# The uncertainty principle and the quantization of electron momentum in orbitals - Why are larger energy gaps considered more uncertain?

I am a chemist trying to understand how the uncertainty principle can be applied to the mechanics of atomic and molecular orbitals in order to have better intuitions about stability and reactivity. While it seems like this should be useful tool for quickly assessing stability and reactivity, I am struggling to wrap my head around it. I'll do my best to explain my confusion but if you want to skip straight to the question just jump to the last paragraph or two.

In spectroscopy, it is well known that the electronic transitions of electrons get smaller as the size of the orbital increases, leading to effects like larger conjugated pi systems absorbing progressively longer wavelengths of light and smaller quantum dots emitting higher energy light.

And of course, the Particle in a Box model, which chemists are exposed to in Physical Chemistry courses, explains why: because the smaller your box is $$Δx$$, the larger $$ΔE$$ will be for the momentum $$Δp$$ of a wave. And this is where the uncertainty Principle seems to come in.
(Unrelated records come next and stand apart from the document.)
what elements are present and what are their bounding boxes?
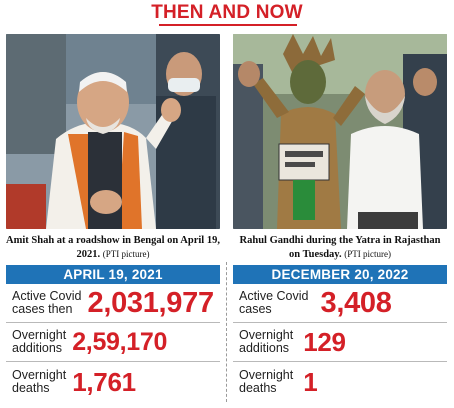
- stat-value: 2,031,977: [87, 287, 214, 319]
- then-caption-credit: (PTI picture): [102, 248, 150, 259]
- stat-label: Active Covid cases then: [12, 289, 82, 316]
- now-caption-credit: (PTI picture): [344, 248, 391, 259]
- then-stat-additions: Overnight additions 2,59,170: [6, 323, 220, 362]
- stat-value: 3,408: [320, 287, 392, 319]
- now-stat-additions: Overnight additions 129: [233, 323, 447, 362]
- now-date-banner: DECEMBER 20, 2022: [233, 265, 447, 284]
- page-title: THEN AND NOW: [151, 2, 303, 23]
- stat-label: Active Covid cases: [239, 289, 309, 316]
- stat-value: 2,59,170: [72, 328, 168, 356]
- now-stat-active: Active Covid cases 3,408: [233, 284, 447, 323]
- then-date-banner: APRIL 19, 2021: [6, 265, 220, 284]
- stat-value: 1: [303, 366, 318, 397]
- stat-label: Overnight deaths: [12, 367, 67, 395]
- stat-label: Overnight deaths: [239, 367, 294, 395]
- then-stat-deaths: Overnight deaths 1,761: [6, 362, 220, 401]
- stat-label: Overnight additions: [239, 328, 294, 355]
- person-at-roadshow-photo-icon: [6, 34, 220, 229]
- title-underline: [159, 24, 297, 26]
- then-stat-active: Active Covid cases then 2,031,977: [6, 284, 220, 323]
- then-column: Amit Shah at a roadshow in Bengal on Apr…: [6, 34, 220, 401]
- then-caption: Amit Shah at a roadshow in Bengal on Apr…: [6, 235, 220, 261]
- then-photo: [6, 34, 220, 229]
- stat-value: 129: [303, 327, 346, 357]
- stat-value: 1,761: [72, 366, 136, 397]
- stat-label: Overnight additions: [12, 328, 67, 355]
- then-stats: Active Covid cases then 2,031,977 Overni…: [6, 284, 220, 401]
- now-photo: [233, 34, 447, 229]
- now-caption-text: Rahul Gandhi during the Yatra in Rajasth…: [239, 235, 441, 260]
- now-stat-deaths: Overnight deaths 1: [233, 362, 447, 401]
- now-caption: Rahul Gandhi during the Yatra in Rajasth…: [233, 235, 447, 261]
- now-column: Rahul Gandhi during the Yatra in Rajasth…: [233, 34, 447, 401]
- now-stats: Active Covid cases 3,408 Overnight addit…: [233, 284, 447, 401]
- column-divider: [226, 262, 227, 402]
- then-caption-text: Amit Shah at a roadshow in Bengal on Apr…: [6, 235, 220, 260]
- yatra-march-photo-icon: [233, 34, 447, 229]
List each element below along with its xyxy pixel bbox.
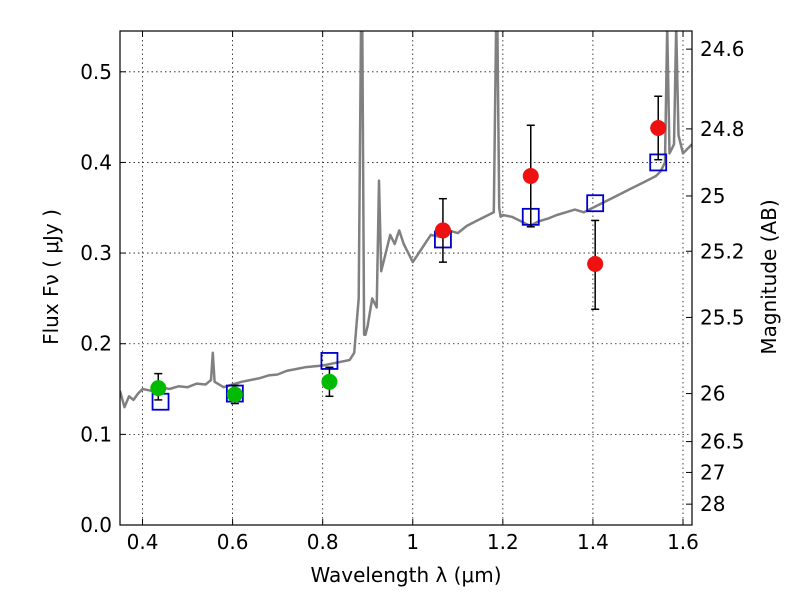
- right-tick-label: 28: [700, 492, 725, 516]
- observed-optical-point: [226, 386, 243, 403]
- x-tick-label: 1.6: [667, 530, 699, 554]
- y-tick-label: 0.0: [80, 513, 112, 537]
- right-tick-label: 25: [700, 184, 725, 208]
- observed-optical-point: [321, 373, 338, 390]
- plot-frame: [119, 30, 693, 526]
- y-tick-label: 0.2: [80, 332, 112, 356]
- right-tick-label: 24.8: [700, 117, 745, 141]
- observed-nir-point: [522, 168, 539, 185]
- right-tick-label: 25.5: [700, 305, 745, 329]
- observed-nir-point: [650, 119, 667, 136]
- x-tick-label: 0.8: [307, 530, 339, 554]
- x-tick-label: 0.4: [127, 530, 159, 554]
- right-tick-label: 27: [700, 460, 725, 484]
- right-tick-label: 26.5: [700, 430, 745, 454]
- x-tick-label: 1.2: [487, 530, 519, 554]
- y-axis-label: Flux Fν ( μJy ): [39, 209, 63, 345]
- right-axis-label: Magnitude (AB): [757, 199, 781, 354]
- y-tick-label: 0.1: [80, 422, 112, 446]
- observed-optical-point: [150, 380, 167, 397]
- right-tick-label: 26: [700, 382, 725, 406]
- y-tick-label: 0.5: [80, 60, 112, 84]
- observed-nir-point: [434, 222, 451, 239]
- x-axis-label: Wavelength λ (μm): [310, 563, 501, 587]
- model-photometry-point: [151, 392, 170, 411]
- x-tick-label: 0.6: [217, 530, 249, 554]
- right-tick-label: 25.2: [700, 239, 745, 263]
- y-tick-label: 0.4: [80, 150, 112, 174]
- grid: [120, 31, 692, 526]
- y-tick-label: 0.3: [80, 241, 112, 265]
- x-tick-label: 1.4: [577, 530, 609, 554]
- observed-nir-point: [587, 255, 604, 272]
- right-tick-label: 24.6: [700, 37, 745, 61]
- plot-area: [120, 31, 692, 411]
- model-spectrum-line: [120, 31, 692, 409]
- model-photometry-point: [586, 194, 605, 213]
- axis-ticks: 0.4 0.6 0.8 1 1.2 1.4 1.6 0.0 0.1 0.2 0.3 0.4 0.5 24.…: [80, 31, 745, 554]
- x-tick-label: 1: [406, 530, 419, 554]
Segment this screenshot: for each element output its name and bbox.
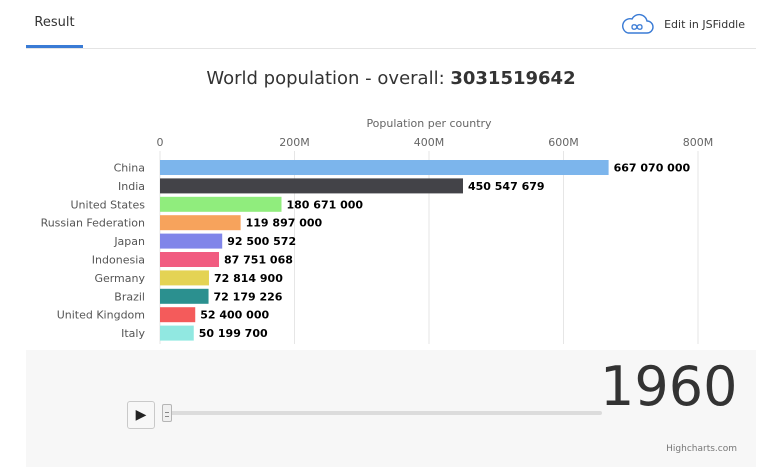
x-tick-label: 400M (414, 136, 445, 149)
category-label: Italy (121, 327, 145, 340)
top-bar: Result Edit in JSFiddle (0, 0, 767, 50)
highcharts-credits[interactable]: Highcharts.com (666, 444, 737, 454)
bar[interactable] (160, 307, 196, 323)
data-label: 119 897 000 (246, 217, 323, 230)
data-label: 50 199 700 (199, 327, 268, 340)
x-axis-title: Population per country (366, 117, 492, 130)
bar[interactable] (160, 325, 194, 341)
data-label: 180 671 000 (287, 198, 364, 211)
x-tick-label: 200M (279, 136, 310, 149)
x-tick-label: 600M (548, 136, 579, 149)
edit-in-jsfiddle-link[interactable]: Edit in JSFiddle (620, 13, 745, 35)
category-labels: China India United States Russian Federatio… (41, 162, 146, 341)
bar[interactable] (160, 252, 220, 267)
tab-divider (26, 48, 756, 49)
bar[interactable] (160, 288, 209, 304)
bar[interactable] (160, 270, 209, 286)
data-label: 450 547 679 (468, 180, 545, 193)
x-tick-label: 0 (157, 136, 164, 149)
x-tick-label: 800M (683, 136, 714, 149)
chart-title-prefix: World population - overall: (206, 68, 450, 89)
bar[interactable] (160, 178, 463, 194)
category-label: Indonesia (92, 254, 145, 267)
play-icon: ▶ (135, 407, 147, 423)
data-labels: 667 070 000 450 547 679 180 671 000 119 897… (199, 162, 691, 341)
category-label: India (118, 180, 145, 193)
year-slider-track[interactable] (166, 411, 602, 415)
bar[interactable] (160, 233, 223, 249)
data-label: 667 070 000 (614, 162, 691, 175)
bar[interactable] (160, 196, 282, 212)
data-label: 52 400 000 (200, 309, 269, 322)
category-label: United States (71, 198, 146, 211)
year-label: 1960 (600, 355, 738, 418)
cloud-infinity-icon (622, 13, 654, 34)
data-label: 72 179 226 (214, 290, 283, 303)
bar[interactable] (160, 215, 241, 231)
edit-in-jsfiddle-label: Edit in JSFiddle (664, 17, 745, 31)
data-label: 92 500 572 (227, 235, 296, 248)
category-label: Brazil (114, 290, 145, 303)
year-slider-handle[interactable] (162, 404, 172, 422)
category-label: Germany (94, 272, 145, 285)
data-label: 87 751 068 (224, 254, 293, 267)
tab-result[interactable]: Result (26, 0, 83, 48)
data-label: 72 814 900 (214, 272, 283, 285)
chart-title: World population - overall: 3031519642 (206, 68, 575, 89)
category-label: China (114, 162, 145, 175)
bars (160, 160, 609, 341)
category-label: United Kingdom (57, 309, 145, 322)
chart-title-value: 3031519642 (450, 68, 575, 89)
play-button[interactable]: ▶ (127, 401, 155, 429)
bar[interactable] (160, 160, 609, 175)
axis-ticks: 0 200M 400M 600M 800M (157, 136, 714, 149)
category-label: Russian Federation (41, 217, 145, 230)
category-label: Japan (113, 235, 145, 248)
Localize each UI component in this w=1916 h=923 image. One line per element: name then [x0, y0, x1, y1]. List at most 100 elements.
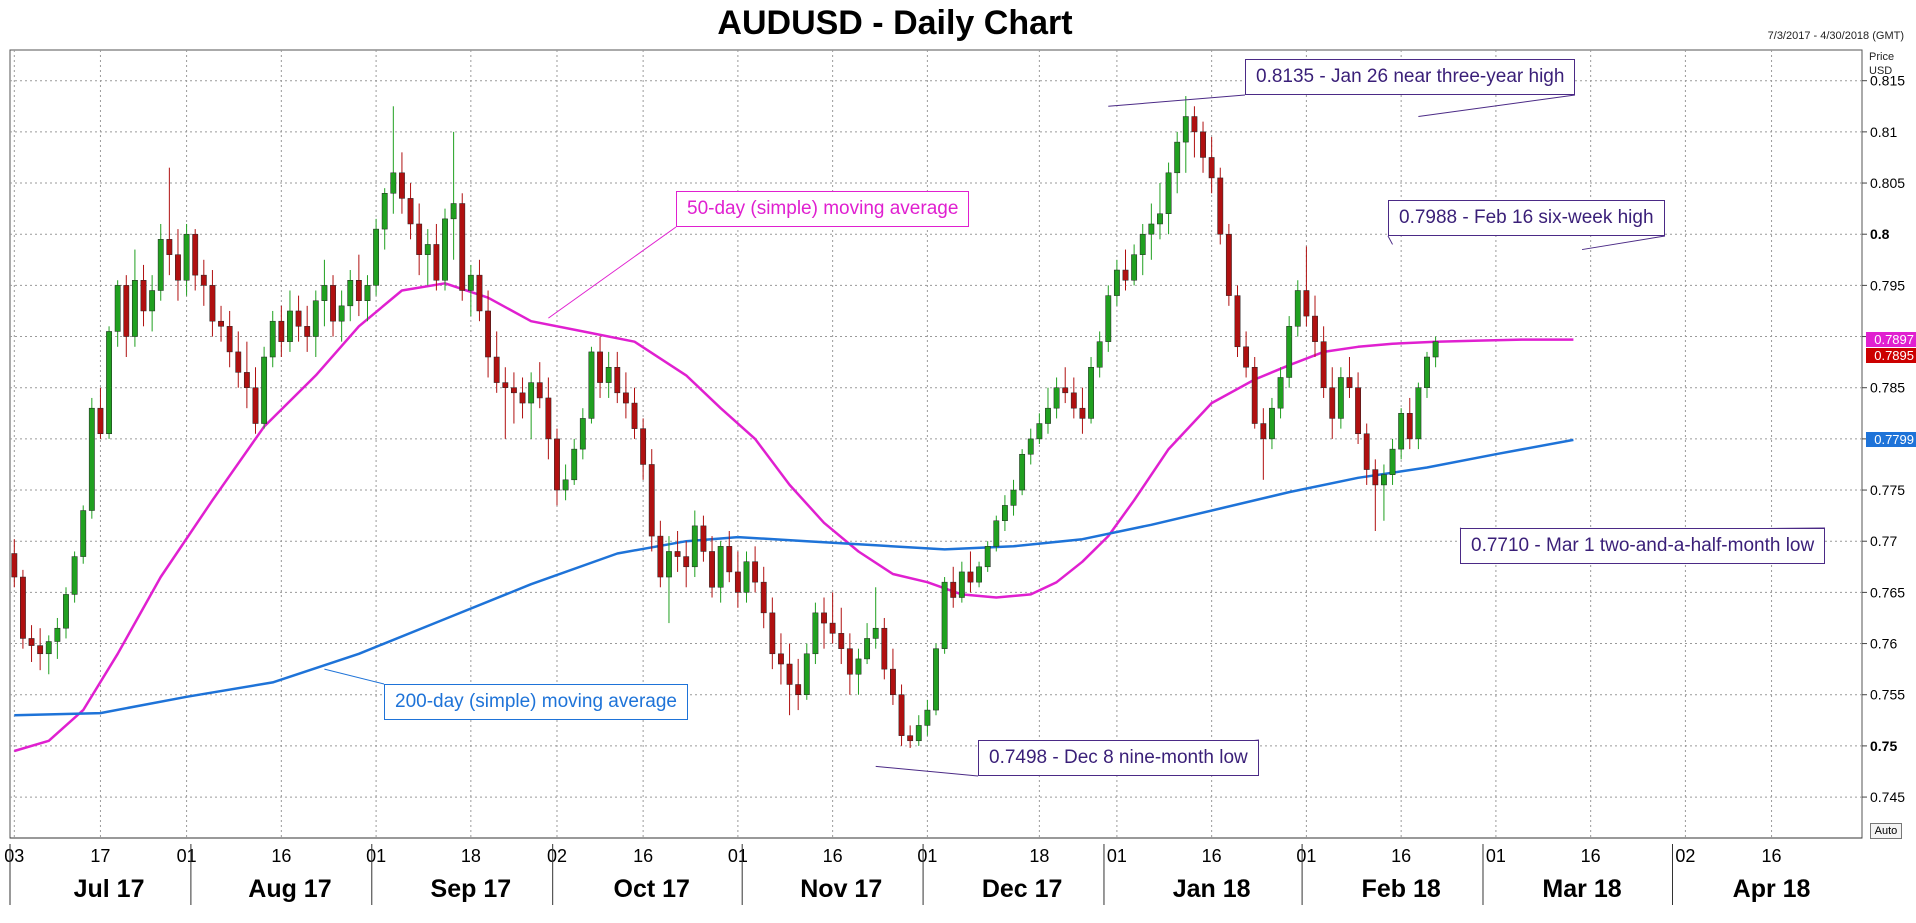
candle [1045, 387, 1051, 434]
candle [287, 290, 293, 352]
candle [795, 658, 802, 711]
candle-body [821, 612, 827, 624]
candle-body [769, 612, 776, 655]
candle [140, 264, 147, 327]
candle [1432, 336, 1439, 368]
candle-body [381, 193, 388, 230]
candle-body [536, 382, 543, 399]
candle [476, 259, 483, 322]
y-tick-label: 0.76 [1870, 636, 1897, 652]
candle-body [261, 356, 268, 424]
candle-body [304, 326, 311, 337]
date-range-label: 7/3/2017 - 4/30/2018 (GMT) [1767, 30, 1904, 42]
candle [864, 623, 871, 665]
candle [450, 131, 457, 260]
candle [872, 587, 879, 649]
candle [175, 229, 181, 301]
candle [1200, 121, 1206, 173]
candle-body [321, 285, 328, 301]
candle-body [278, 320, 285, 342]
candle-body [924, 709, 931, 726]
candle [924, 699, 931, 736]
candle [1251, 357, 1258, 429]
candle [1312, 295, 1318, 358]
candle-body [493, 356, 500, 383]
price-axis-unit: Price USD [1869, 50, 1894, 78]
month-label: Aug 17 [248, 875, 331, 903]
candle-body [1010, 489, 1017, 506]
candle-body [424, 244, 431, 255]
x-tick-label: 02 [547, 846, 567, 866]
candle [976, 561, 982, 588]
candle [442, 208, 448, 291]
candle [993, 515, 1000, 552]
y-tick-label: 0.75 [1870, 738, 1897, 754]
candle [666, 536, 672, 624]
candle-body [958, 571, 965, 598]
callout-line [548, 226, 677, 319]
candle [907, 725, 914, 748]
candle-body [1113, 269, 1120, 296]
candle-body [252, 387, 259, 424]
candle [597, 336, 603, 398]
candle [734, 551, 741, 608]
candle [709, 536, 715, 598]
candle-body [579, 418, 586, 450]
candle-body [666, 551, 672, 578]
candle [1277, 367, 1284, 419]
candle [399, 152, 405, 214]
y-tick-label: 0.8 [1870, 226, 1890, 242]
candle [683, 541, 690, 588]
candle [1105, 285, 1112, 352]
candle-body [166, 239, 173, 255]
candle-body [45, 641, 52, 655]
candle-body [1105, 295, 1112, 342]
candle [1088, 357, 1094, 424]
candle [1260, 408, 1267, 480]
month-label: Jan 18 [1173, 875, 1251, 903]
candle-body [37, 645, 44, 655]
candle [252, 367, 259, 434]
candle-body [597, 351, 603, 383]
candle-body [734, 571, 741, 593]
candle-body [709, 551, 715, 588]
candle-body [1381, 474, 1387, 486]
candle [700, 515, 707, 562]
candle-body [373, 228, 380, 286]
x-tick-label: 01 [177, 846, 197, 866]
candle-body [476, 274, 483, 312]
candle [1363, 423, 1370, 485]
candle-body [898, 694, 905, 736]
candle-body [1424, 356, 1430, 388]
candle-body [976, 566, 982, 583]
candle [1148, 203, 1155, 260]
candle-body [1355, 387, 1362, 435]
candle [295, 295, 302, 342]
candle-body [1062, 387, 1069, 394]
price-axis-unit-line1: Price [1869, 51, 1895, 63]
candle-body [1432, 341, 1439, 358]
candle-body [683, 556, 690, 568]
candle-body [54, 627, 61, 642]
candle [579, 408, 586, 460]
candle [37, 628, 44, 671]
candle-body [864, 638, 871, 660]
candle [743, 551, 750, 603]
candle [261, 346, 268, 429]
candle [1294, 280, 1301, 337]
candle-body [1045, 407, 1051, 424]
candle [304, 305, 311, 352]
auto-scale-button[interactable]: Auto [1870, 823, 1902, 839]
candle-body [71, 556, 78, 595]
candle-body [1372, 469, 1379, 486]
moving-averages [13, 282, 1574, 753]
candle-body [63, 594, 69, 629]
callout-line [324, 668, 385, 685]
candle-body [648, 464, 655, 537]
candle [958, 561, 965, 603]
candle [1424, 351, 1430, 398]
candle [235, 331, 242, 388]
candle [269, 310, 276, 368]
y-tick-label: 0.805 [1870, 175, 1905, 191]
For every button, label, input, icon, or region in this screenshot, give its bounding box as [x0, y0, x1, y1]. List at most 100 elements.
I'll quote the Wikipedia article on Particle in a Box:

"It can be shown that the uncertainty in the position of the particle is proportional to the width of the box.[9] Thus, the uncertainty in momentum is roughly inversely proportional to the width of the box.[8]"

The Particle in a Box model seems to be saying that the reason electronic energy level gaps are inversely proportional to the size of atomic and molecular orbitals is because of the uncertainty principle. And, at first, I get it: as $$Δx$$ decreases, $$Δp$$ must increase.. except, when I think about this more, I don't get it. Here's why:

$$Δp$$ here refers to the gaps between the energy levels for electronic transitions (the principle quantum number $$n$$ is changing), which means that as the orbital gets larger the electronic transitions get smaller, closer together, and this is what is happening as the momentum is becoming more certain. But how is it possible for the momentum to be more certain as the energy gaps get smaller? If you take this to the extreme, then the energy gaps get close to zero and the momentum of the electron would be all over the place from tiny energy fluctuations.. it would be uncertain. And you can take the opposite extreme.. if the gaps get infinitely large, then you know for certain that the momentum of the electron will not change because it would need a relatively large amount of energy to jump the gap.. but the uncertainty principle seems to be saying that a really big gap would mean a lot of uncertainty. You can even see this relationship between momentum uncertainty and the energy gap play out in Boltzmann statistics, which can be used to tell you the population (or probability) of electrons at each energy level based on the temperature and the size of the gap.. the smaller the gap is, the more spread out electrons will be among the energy levels and vice versa.

How do large quantum energy gaps correlate with more uncertainty? How do smaller quantum energy gaps correlate with less uncertainty? It seems like there must be some conceptual intuition here which makes sense out of this. Is it because the larger the gaps are, the more the momentum will be spread throughout the gap? But that seems like it contradicts the whole notion of quantization.

EDIT: According to this derivation of momentum uncertainty in PIAB, $$\sigma_p = \frac{\bar h \pi n}{\ell}$$, so uncertainty of momentum is proportional to $$n$$ and inversely proportional to $$\ell$$, so the uncertainty of momentum increases as $$n$$ increases but is also decreases as the size of orbitals increase with $$n$$. I dunno if this helps, don't have time to think about it yet, gotta go to bed.

Lets start here, the hydrogen atom orbits, which are really orbitals, probability loci.

$$λ=h/p$$ $$p=h/λ$$ so dhe higher the n the smaller the $$p$$

I would express the Heisenberg uncertainty $$dpdx>h/4π$$ not with respect to the gaps between n levels, but take the momentum of the n level itself.

In this link there is the orbital for level n=1

I think the HUP is the effective envelope for the uncertainty in the position of the electron in this simple example.